Diários de Bicicleta é uma síntese do livro com o mesmo nome, escrito por David Byrne ao longo dos últimos anos. Num estilo despojado que passeia entre ensaio, relato de viagens, diário pessoal e albúns de fotografia, David Byrne registra também suas reflexões sobre uma variedade de assuntos. O livro foi publicado no Brasil pela editora Amarilys.

terça-feira, 25 de maio de 2010

Londres (II) - A polícia interior

David Byrne*
Pela manhã, pedalo rumo ao leste, saindo do hotel em Shepherd’s Bush e atravessando a cidade até a Galeria Whitechapel, onde tenho uma reunião com Iwona Blazwick, a diretora, sobre uma possível conversa mais séria depois do outono.
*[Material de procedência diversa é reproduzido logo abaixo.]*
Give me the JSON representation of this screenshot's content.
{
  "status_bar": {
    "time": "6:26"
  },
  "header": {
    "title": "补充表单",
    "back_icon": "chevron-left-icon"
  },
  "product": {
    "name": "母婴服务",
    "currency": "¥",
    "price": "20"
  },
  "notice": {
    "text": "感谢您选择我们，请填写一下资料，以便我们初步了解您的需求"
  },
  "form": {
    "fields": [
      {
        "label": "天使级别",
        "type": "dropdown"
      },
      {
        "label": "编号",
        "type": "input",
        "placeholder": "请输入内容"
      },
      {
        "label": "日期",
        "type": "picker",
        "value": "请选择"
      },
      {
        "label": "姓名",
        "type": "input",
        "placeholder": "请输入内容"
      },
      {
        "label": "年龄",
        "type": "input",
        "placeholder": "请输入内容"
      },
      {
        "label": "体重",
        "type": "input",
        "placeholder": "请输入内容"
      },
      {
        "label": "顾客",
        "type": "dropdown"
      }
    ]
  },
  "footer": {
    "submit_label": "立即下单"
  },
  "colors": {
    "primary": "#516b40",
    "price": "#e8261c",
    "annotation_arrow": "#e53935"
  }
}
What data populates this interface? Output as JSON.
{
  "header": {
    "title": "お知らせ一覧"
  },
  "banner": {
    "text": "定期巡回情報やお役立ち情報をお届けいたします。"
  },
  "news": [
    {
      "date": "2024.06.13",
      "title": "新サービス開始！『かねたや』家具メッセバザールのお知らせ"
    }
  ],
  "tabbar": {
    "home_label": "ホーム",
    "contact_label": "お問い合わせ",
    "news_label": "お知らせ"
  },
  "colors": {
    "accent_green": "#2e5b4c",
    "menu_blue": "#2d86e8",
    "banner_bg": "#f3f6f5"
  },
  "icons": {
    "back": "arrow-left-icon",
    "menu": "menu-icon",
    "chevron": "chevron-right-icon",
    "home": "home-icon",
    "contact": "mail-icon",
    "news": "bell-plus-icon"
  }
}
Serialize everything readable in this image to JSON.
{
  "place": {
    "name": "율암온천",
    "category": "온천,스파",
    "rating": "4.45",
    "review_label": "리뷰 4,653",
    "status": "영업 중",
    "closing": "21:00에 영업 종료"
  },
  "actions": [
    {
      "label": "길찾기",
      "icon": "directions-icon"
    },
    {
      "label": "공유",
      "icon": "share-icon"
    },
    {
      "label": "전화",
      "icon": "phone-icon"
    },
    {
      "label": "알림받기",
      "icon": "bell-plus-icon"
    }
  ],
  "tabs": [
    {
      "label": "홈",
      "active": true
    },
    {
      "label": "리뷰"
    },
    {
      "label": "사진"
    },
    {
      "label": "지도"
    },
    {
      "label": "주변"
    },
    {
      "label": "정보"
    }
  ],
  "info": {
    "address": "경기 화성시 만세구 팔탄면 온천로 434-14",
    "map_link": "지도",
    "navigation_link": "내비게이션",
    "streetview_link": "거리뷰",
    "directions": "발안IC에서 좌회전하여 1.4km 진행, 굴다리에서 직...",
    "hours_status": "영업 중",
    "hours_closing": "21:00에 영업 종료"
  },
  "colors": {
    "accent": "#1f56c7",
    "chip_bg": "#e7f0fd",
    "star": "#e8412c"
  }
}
Isso me faz passar mais ou menos em linha reta por Londres, de leste a oeste, ao norte do rio Tamisa. Eu poderia ter ido por uma avenida de várias faixas que vai até lá (de Westway até Marylebone Road e Pentonville Road – que são todas a mesma avenida na verdade), mas prefiro passar pelos pontos mais famosos da cidade, coisa que, segundo Henriette Mortensen, da Gehl Architects, um grupo dinamarquês de consultoria e planejamento urbano, é uma espécie comum de instinto urbano. Ela me disse que em certas partes de Nova York há pouquíssimos pontos reconhecíveis, o que deixa as pessoas um pouco desnorteadas às vezes. Não que elas fiquem totalmente perdidas – embora isso possa acontecer com turistas – mas o nosso limitado senso instintivo de localização exige mais referências em algumas áreas. Em várias cidades, esses marcos são prédios famosos, pontes e monumentos. Um arco do triunfo, uma velha estação de trem ou uma praça com uma torre ou uma igreja no meio são exemplos comuns. Em diversos lugares, tudo isso foi construído em épocas de prosperidade, o que me faz pensar se os arranha-céus de aço e vidro que estão surgindo por toda parte agora – alguns com formas malucas, parecidos com picles ou pirâmides de ângulos agudos – algum dia serão vistos pelas gerações futuras como os marcos charmosos que dão identidade às suas cidades. Será que no futuro esses bizarros monólitos de aço e vidro espelhado poderão causar o mesmo impacto que a Torre Eiffel, o Zócalo e o Arco de Mármore causam hoje?
Meu caminho passa pelo Hyde Park, o Arco de Mármore, o Palácio de Buckingham, Picadilly Circus, a região dos teatros e o Mercado de Spitalfieds. Não é a rota mais curta até Whitechapel, mas zanzar de um marco histórico a outro me dava a sensação de estar em um gigantesco jogo de tabuleiro – e era muito gratificante. Cada marco fica bem perto um do outro, então a jornada rumo ao meu destino era como uma série de passos gigantes.
Assim que eu chego, nós conversamos tomando chá e Iwona me fala que esteve há pouco tempo no Irã para visitar alguns dos artistas de lá. Ela me conta que a maioria deles é surrada regularmente por agentes do governo e que eles já incorporaram isso aos seus estilos de vida e à forma de se vestirem, usando seis calças nos dias em que serão espancados.
Não por acaso, o rumo da conversa volta-se então para as sociedades patriarcais, e ela comenta que as sociedades que dividem os sexos às vezes fazem isso para encorajar a violência e a agressão para que as pessoas sejam mais belicosas.
Em dado momento, para exemplificar essa idéia de que pessoas oprimidas se tornam opressoras, ela menciona a agressividade da dominação de Israel sobre os palestinos e o comportamento agressivo dos israelenses como se isso fosse um fato incontestável. Eu não discordo totalmente, mas fico surpreso por ouvir isso sendo dito assim tão abertamente. Nos EUA, e ainda mais em Nova York, existe uma censura interna não muito sutil que cerceia declarações como essa. As pessoas nunca fazem comentários deste tipo, e, se fazem, são alvo de olhares reprovadores ou acusações de anti-semitismo.
Eu me pergunto quantos outros aspectos do pensamento norte-americano também sofrem essa autocensura. Vários imagino eu. Toda cultura precisa ter suas zonas proibidas.
* David Byrne nasceu na Escócia e mora em Nova York desde o final dos anos 70. Fez parte da banda cult dos anos 80 , Talking Heads. Viaja pelo mundo com sua bicicleta desmontável e escreveu o livro " Diários de Bicicleta" , fonte deste blog.